Figure 1 shows mean difference variance of pupil diameter in Nepafenac and Flurbiprofen groups at different time intervals. There is no significant difference in both groups (spearman's rho-Nepafenac group-0.3465 and Flurbiprofen group-0.0749) at different time intervals. But there is a significant difference in variance of mean difference among patients in the Nepafenac group as the duration of surgery is increased (pvalue= 0.0089), but not among patients in the Flurbiprofen group (p-value=0.0749).
Mydriasis is the key point for a successful cataract surgery. Pupillary constriction during surgery causes various difficulties like difficulty in nucleus prolapse and makes the eye at risk for further complications due to poor visualization . This risk is increased especially when beginners are performing surgeries during their learning period. Topical NSAIDS are important in combating this situation and also to reduce postoperative pain and inflammation [10-13]. Many comparative studies were done between different NSAIDS and placebo regarding maintaining mydriasis during surgery (Table 5).

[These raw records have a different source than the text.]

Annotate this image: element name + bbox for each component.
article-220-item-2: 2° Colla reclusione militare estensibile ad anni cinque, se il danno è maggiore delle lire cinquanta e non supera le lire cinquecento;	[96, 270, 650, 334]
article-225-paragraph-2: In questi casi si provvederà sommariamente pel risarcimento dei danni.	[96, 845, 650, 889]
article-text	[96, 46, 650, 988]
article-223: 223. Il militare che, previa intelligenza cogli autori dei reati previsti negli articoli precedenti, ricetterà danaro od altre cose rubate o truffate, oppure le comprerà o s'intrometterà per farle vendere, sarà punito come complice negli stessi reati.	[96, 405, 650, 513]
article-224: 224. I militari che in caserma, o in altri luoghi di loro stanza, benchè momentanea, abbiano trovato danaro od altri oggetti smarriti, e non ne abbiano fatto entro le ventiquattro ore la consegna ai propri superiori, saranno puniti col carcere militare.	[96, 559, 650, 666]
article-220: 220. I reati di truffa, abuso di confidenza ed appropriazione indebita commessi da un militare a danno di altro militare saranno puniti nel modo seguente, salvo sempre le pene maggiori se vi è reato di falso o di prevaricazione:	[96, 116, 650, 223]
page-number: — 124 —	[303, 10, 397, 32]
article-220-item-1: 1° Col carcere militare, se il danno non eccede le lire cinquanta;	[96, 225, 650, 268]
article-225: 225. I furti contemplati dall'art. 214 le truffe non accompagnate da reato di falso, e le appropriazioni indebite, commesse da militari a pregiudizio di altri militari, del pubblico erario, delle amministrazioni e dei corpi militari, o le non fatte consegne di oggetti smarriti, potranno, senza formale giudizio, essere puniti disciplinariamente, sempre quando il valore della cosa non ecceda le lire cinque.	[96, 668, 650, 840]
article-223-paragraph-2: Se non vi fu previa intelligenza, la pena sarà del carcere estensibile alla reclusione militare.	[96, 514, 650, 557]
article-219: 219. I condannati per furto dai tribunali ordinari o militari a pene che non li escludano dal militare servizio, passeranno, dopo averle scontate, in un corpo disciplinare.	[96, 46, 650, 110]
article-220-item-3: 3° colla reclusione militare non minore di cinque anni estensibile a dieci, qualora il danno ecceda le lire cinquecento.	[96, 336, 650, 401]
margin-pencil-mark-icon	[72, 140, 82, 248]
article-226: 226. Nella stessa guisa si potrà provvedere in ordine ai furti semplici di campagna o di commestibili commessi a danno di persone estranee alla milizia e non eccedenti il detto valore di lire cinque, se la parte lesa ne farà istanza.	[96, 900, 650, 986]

|Year||Authors||Drugs compared||Observed effect||Type of surgery||Result|
|2019||Minj et al. ||Nepafenac||Mydriasis||SICS, phacoemulsification||Both are equal|
|2018||Prakash et al. ||Nepafenac Flurbiprofen||Mydriasis||SICS||Both are equal|
|2017||Chen et al. ||Bromfenac||Mydriasis||FLACS||Bromfenac is effective|
|Control group||Postoperative inflammation|
|2016||Sharma et al. ||Dexamethasone||Mydriasis,||SICS||Ketorolac is more efficacious|
|ketorolac||Postoperative pain and inflammation|
|2015||Sarkar et al. ||Nepafenac||Mydriasis||SICS||Both are equal|
|2015||Bansal et al. ||Nepafenac||Mydriasis||-||Both are equal|
|2015||Jung ||Bromfenac||Mydriasis||Phacoemulsification||Both are equal|
|2012||Zanetti et al. ||Prednisolone, Ketorolac, Nepafenac and placebo||Mydriasis||Phacoemulsification||Prednisolone, ketorolac and nepafenac are equally efficacious and more than placebo|
|2011||Atanis et al. ||Ketorolac||Mydriasis||Phacoemulsification||Nepafenac is more efficacious|
|2011||Abdel et al. ||Flurbiprofen||Mydriasis||-||Both are equal but Flurbiprofen has prolonged action|
Table 5: Comparison of different drugs in various studies.
The results of present study show that nepafenac and flurbiprofen are equally efficacious which corresponds with the other studies in maintaining mydriasis during cataract surgery. The additional information that we obtain from this study is drug efficacy in correlation with duration of surgery which no study has done till now.
In this study, both drugs were equally effective at different time intervals but as the duration of surgery was prolonged, nepafenac had a significant effect in maintaining mydriasis. The prime importance of the study is to observe the effect of the drugs in cataract surgeries with long duration where trainees are the surgeons. As the trainees need sufficient time for the completion of the surgery in their learning phase, the use of NSAIDS preoperatively plays a major role in success of the surgery without any complications. The major limitation of the study is less number of subjects, future research is needed with a large number of study subjects.